Istana Janji Tindak Tegas Pelanggar Protokol Kesehatan Saat Kampanye

Kamis, 24 September 2020 | 03:05 WIB
Istana Janji Tindak Tegas Pelanggar Protokol Kesehatan Saat Kampanye
Presiden Joko Widodo bersiap menyampaikan pidato untuk ditayangkan dalam Sidang Majelis Umum ke-75 PBB secara virtual di Istana Bogor, Jawa Barat, Rabu (23/9/2020). [ANTARA FOTO]
Follow Suara.com untuk mendapatkan informasi terkini. Klik WhatsApp Channel & Google News

Suara.com - Tenaga Ahli Utama Kantor Staf Presiden Donny Gahral Adian menegaskan pemerintah mengutamakan kesehatan saat pelaksanaan Pilkada serentak 9 Desember 2020.

Kata Donny, pemerintah akan menindak tegas siapapun peserta Pilkada yang melanggar protokol kesehatan.

"Pemerintah mengutamakan kesehatan. Oleh karena itu setiap kali ada pelanggran pasti akan ditindak tegas," ujar Donny saat dihubungi Suara.com, Rabu (23/9/2020).

Pernyataan Donny merespon tudingan
Front Pembela Islam (FPI), Gerakan Nasional Pengawal Fatwa (GNPF) Ulama dan Persaudaraan Alumni (PA) 212 bahwa pemerintah mementingkan ekonomi dan politik dibandingkan dengan keselamatan masyarakat.

Baca Juga: Istana Respons Maklumat FPI Cs: Mending Gabung daripada Boikot Pilkada

Donny mengingatkan pemerintah tak akan mentolerir siapapun calon kepala daerah yang melanggar protokol kesehatan saat kampanye.

Penindakan tegas pelanggaran protokol kesehatan juga diberikan kepada para tim suksesnya.

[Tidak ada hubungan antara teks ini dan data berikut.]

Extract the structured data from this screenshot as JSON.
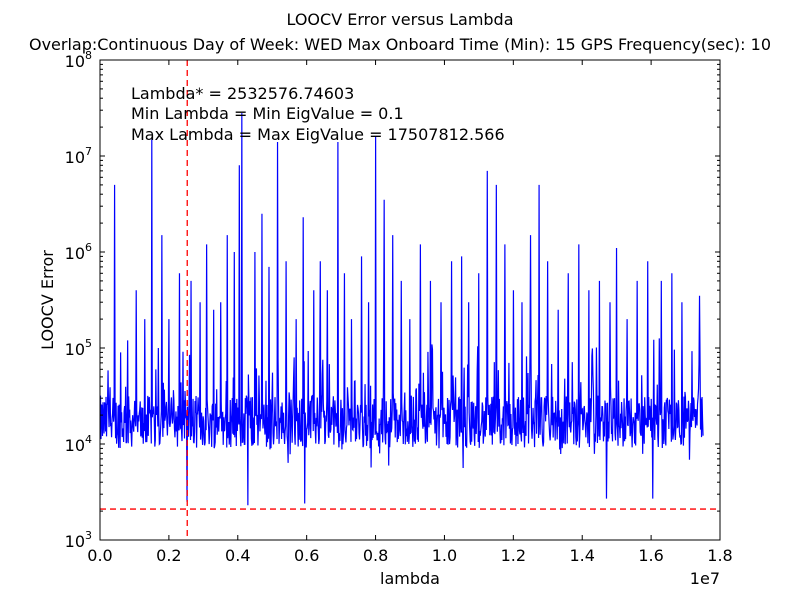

"Jadi tidak ada ampun bagi yang melanggar protokol kesehatan saat kampanye. Siapapun dia yang melanggar calon kepala daerah timnya akan ada sanksi yang tegas," kata Donny.

Lebih lanjut, Donny menuturkan keputusan pelaksanaan Pilkada serentak sudah disepakati oleh pemerintah melalui Menteri Dalam Negeri Tito Karnavian dan DPR.

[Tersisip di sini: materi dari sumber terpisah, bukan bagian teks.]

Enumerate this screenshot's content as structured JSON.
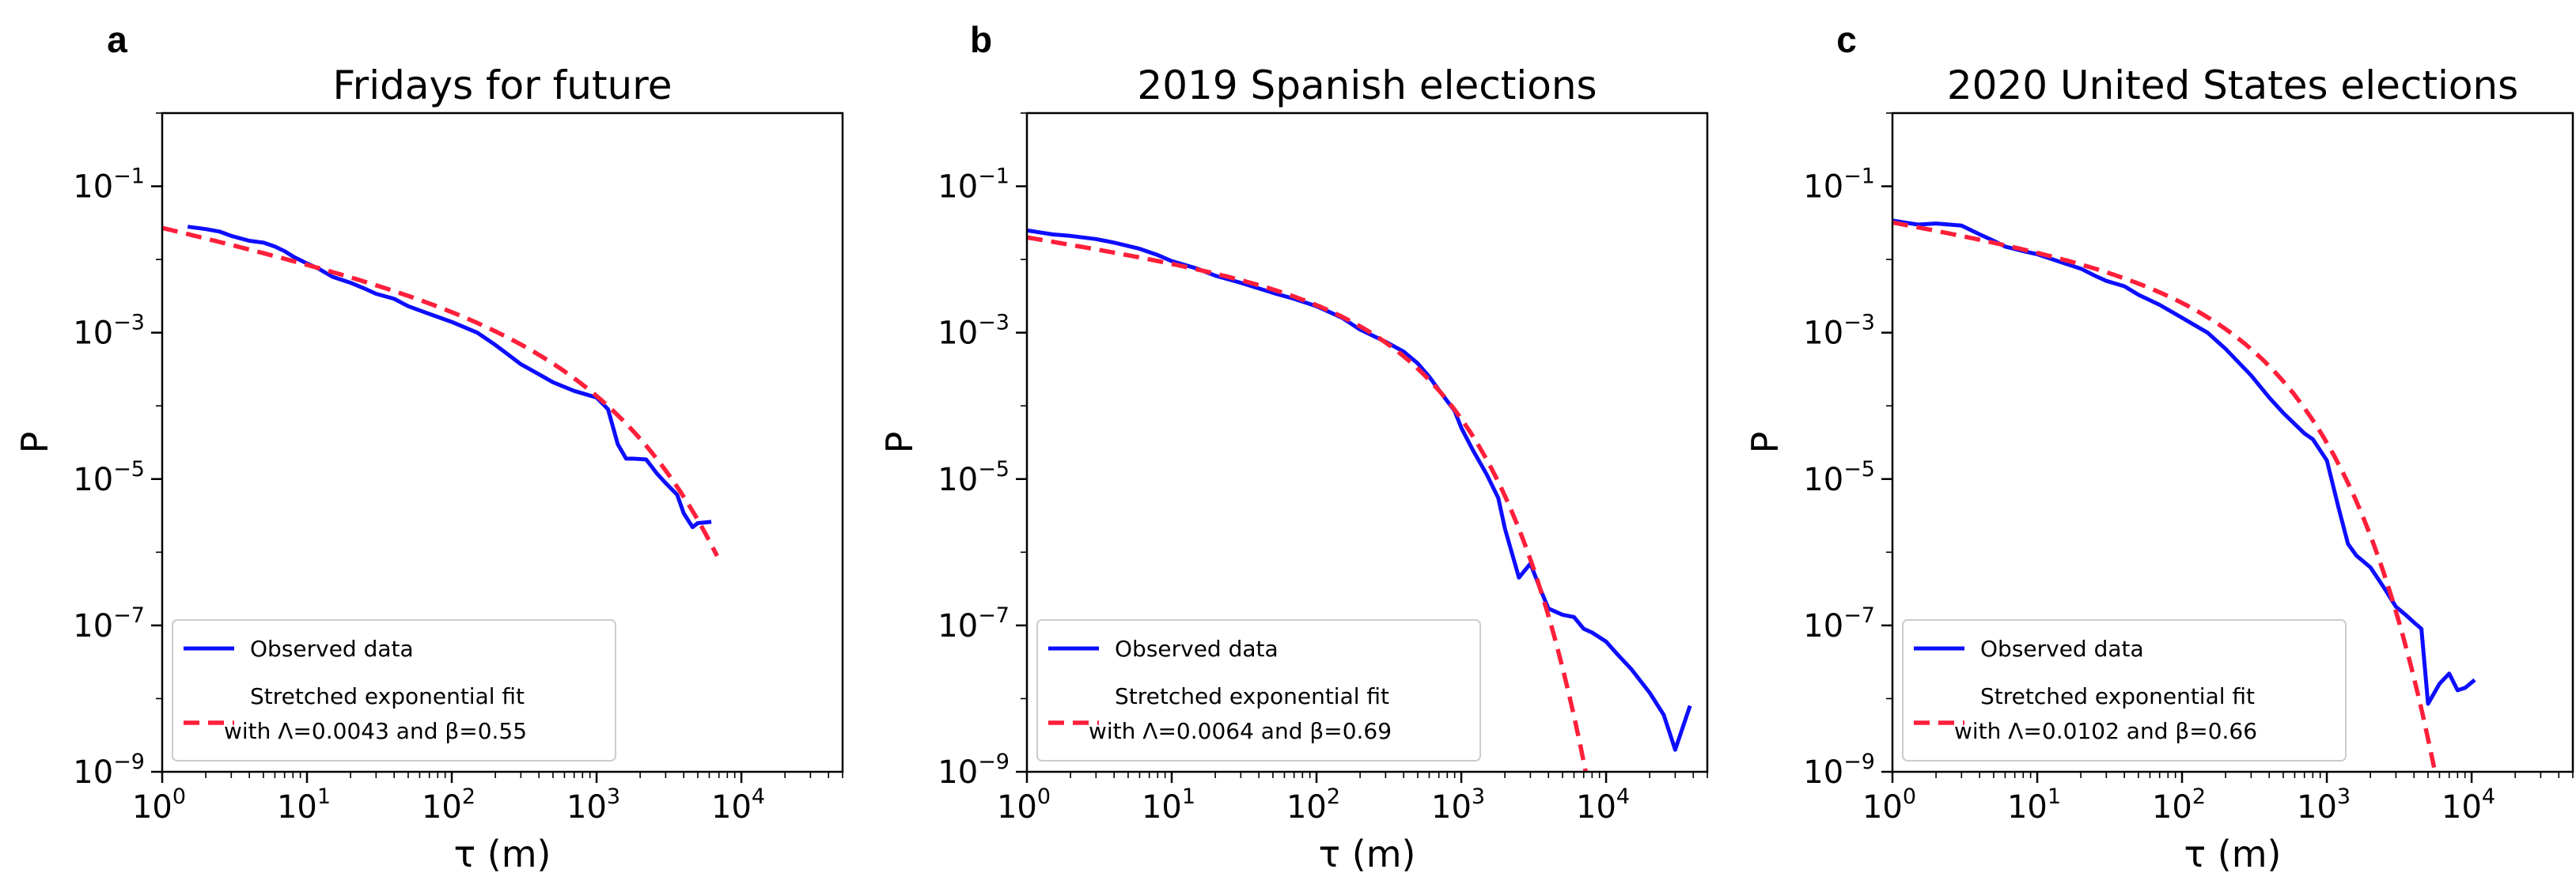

Pelaksanaan Pilkada serentak di masa pandemi kata Donny sudah ditetapkan saat Rapat Dengar Pendapat (RDP) di DPR pada Senin 21 September 2020 .

Baca Juga: Bahas Angkringan Ramai di Jogjakarta, dr Tirta: Beraninya Sama Rakyat Kecil

"Jadi sudah ditetapkan pemerintah menindaklanjuti kesepakatan antara DPR dan pemerintah di RDP pada Senin kemarin 21 September dengan tentu saja berkoordinasi dengan Bawaslu, KPU, Dewan Kehormatan (DKPP) untukmemastikan agar pilkada yang nanti bisa diselenggarakan serentak 9 Desember berjalan dengan lancar umum bebas rahasia dan sehat," katanya

Sebelumnya, Front Pembela Islam (FPI), Gerakan Nasional Pengawal Fatwa (GNPF) Ulama dan Persaudaraan Alumni (PA) 212 mendesak agar pelaksanaan Pilkada Serentak 2020 ditunda.

Bahkan tiga organisasi massa berbasis Islam itu menyerukan kepada seluruh masyarakat untuk tidak terlibat dalam penyelenggaraan pesta demokrasi di tengah pandemi Covid-19.

Permintaan FPI, GNPF dan PA 212 itu tertuang dalam maklumat yang diteken masing-masing pimpinannya serta diketahui oleh pentolan FPI Habib Rizieq Shihab. Terdapat tiga maklumat yang diserukan sebagai bentuk permintaan penundaan Pilkada Serentak 2020.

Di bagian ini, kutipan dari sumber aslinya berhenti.